POAM's federal court consent judgment can also be reviewed in this web site. This victory for POAM reflects the leadership role POAM has taken in Garrity rights assertion cases on behalf of members. While other unions talk about Garrity rights and offer self-serving opinions which are not substantiated by law, and thereby do damage to Garrity's application, POAM has been in the trenches fighting in court to preserve Garrity protections and to establish a recognized procedure to maximize member rights. Further evidence of POAM's aggressive leadership role in Garrity related matters is reflected in recent correspondence to the Wayne County Prosecuting Attorney, wherein POAM made clear its intent to fight any action by the prosecutor diminishing Garrity rights. This letter can also be reviewed in this web site.

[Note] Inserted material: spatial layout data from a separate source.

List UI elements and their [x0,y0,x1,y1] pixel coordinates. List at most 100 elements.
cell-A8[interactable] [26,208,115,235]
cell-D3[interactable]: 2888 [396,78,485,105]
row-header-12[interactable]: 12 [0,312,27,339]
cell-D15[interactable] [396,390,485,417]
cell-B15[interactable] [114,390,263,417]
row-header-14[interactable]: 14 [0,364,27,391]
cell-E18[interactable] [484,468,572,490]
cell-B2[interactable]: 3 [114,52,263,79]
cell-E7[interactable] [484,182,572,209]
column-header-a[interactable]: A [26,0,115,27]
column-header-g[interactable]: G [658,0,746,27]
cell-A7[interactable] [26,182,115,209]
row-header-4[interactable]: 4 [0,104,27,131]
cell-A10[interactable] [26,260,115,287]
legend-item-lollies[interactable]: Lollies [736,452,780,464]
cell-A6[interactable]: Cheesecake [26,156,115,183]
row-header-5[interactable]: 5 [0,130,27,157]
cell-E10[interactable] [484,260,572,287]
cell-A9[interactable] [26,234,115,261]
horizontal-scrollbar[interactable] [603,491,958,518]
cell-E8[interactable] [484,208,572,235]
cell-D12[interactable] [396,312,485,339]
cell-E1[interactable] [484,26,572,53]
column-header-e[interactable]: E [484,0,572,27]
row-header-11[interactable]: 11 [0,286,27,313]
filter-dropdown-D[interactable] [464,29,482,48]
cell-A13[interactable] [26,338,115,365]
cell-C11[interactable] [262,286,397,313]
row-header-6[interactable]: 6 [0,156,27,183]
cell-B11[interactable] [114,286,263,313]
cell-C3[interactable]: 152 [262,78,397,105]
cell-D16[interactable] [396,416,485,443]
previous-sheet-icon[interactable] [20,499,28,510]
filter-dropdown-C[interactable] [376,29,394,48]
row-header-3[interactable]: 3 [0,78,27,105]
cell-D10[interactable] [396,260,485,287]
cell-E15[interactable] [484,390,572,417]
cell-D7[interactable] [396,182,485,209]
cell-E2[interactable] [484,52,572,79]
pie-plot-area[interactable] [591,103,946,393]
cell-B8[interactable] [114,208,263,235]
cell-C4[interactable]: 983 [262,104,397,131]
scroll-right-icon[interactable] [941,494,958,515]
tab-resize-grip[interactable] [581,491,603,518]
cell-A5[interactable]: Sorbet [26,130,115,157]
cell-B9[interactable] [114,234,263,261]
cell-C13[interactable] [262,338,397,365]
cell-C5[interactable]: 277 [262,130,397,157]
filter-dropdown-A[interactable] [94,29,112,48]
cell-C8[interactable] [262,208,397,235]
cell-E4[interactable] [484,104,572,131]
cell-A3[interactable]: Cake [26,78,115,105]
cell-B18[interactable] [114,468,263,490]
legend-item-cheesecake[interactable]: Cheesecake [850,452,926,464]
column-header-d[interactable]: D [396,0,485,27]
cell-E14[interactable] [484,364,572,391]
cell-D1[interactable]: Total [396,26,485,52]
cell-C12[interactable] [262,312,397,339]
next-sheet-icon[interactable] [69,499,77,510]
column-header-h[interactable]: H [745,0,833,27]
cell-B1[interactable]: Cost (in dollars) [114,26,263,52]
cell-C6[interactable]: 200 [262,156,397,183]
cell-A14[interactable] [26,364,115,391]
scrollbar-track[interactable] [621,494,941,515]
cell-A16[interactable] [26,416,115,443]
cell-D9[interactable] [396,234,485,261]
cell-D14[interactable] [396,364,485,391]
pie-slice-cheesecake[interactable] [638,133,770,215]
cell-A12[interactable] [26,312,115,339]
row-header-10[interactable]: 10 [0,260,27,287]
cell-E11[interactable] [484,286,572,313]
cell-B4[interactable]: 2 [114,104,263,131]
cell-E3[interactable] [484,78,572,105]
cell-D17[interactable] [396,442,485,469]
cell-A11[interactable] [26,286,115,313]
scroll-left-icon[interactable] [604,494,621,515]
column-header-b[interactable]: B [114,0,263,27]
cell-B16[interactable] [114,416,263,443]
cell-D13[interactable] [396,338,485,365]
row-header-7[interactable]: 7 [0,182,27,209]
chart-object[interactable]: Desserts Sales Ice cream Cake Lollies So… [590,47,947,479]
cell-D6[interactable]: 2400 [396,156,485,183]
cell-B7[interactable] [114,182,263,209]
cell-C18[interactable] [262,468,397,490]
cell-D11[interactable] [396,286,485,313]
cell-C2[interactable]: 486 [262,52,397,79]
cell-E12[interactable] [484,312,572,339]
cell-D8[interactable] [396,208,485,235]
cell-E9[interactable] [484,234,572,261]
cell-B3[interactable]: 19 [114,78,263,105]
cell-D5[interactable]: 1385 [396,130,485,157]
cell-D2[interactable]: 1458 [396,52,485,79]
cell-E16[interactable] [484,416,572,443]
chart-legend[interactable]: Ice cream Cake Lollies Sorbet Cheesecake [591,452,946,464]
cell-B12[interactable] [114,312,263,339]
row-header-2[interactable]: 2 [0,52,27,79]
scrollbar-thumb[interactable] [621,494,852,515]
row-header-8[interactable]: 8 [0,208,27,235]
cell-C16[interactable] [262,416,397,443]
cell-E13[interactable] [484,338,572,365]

It is unfortunate that some individuals and organizations are motivated by self-interest to the point of misstating facts concerning not only the quality of POAM's representation, but also fundamental application of the Garrity protection. But, it is a far more serious consequence if such individuals/organizations actually believe they are correct as to Garrity's application. It should speak volumes as to the quality of potential representation from any organization which is ignorant of fact and law, in a matter of such critical concern to the law enforcement community.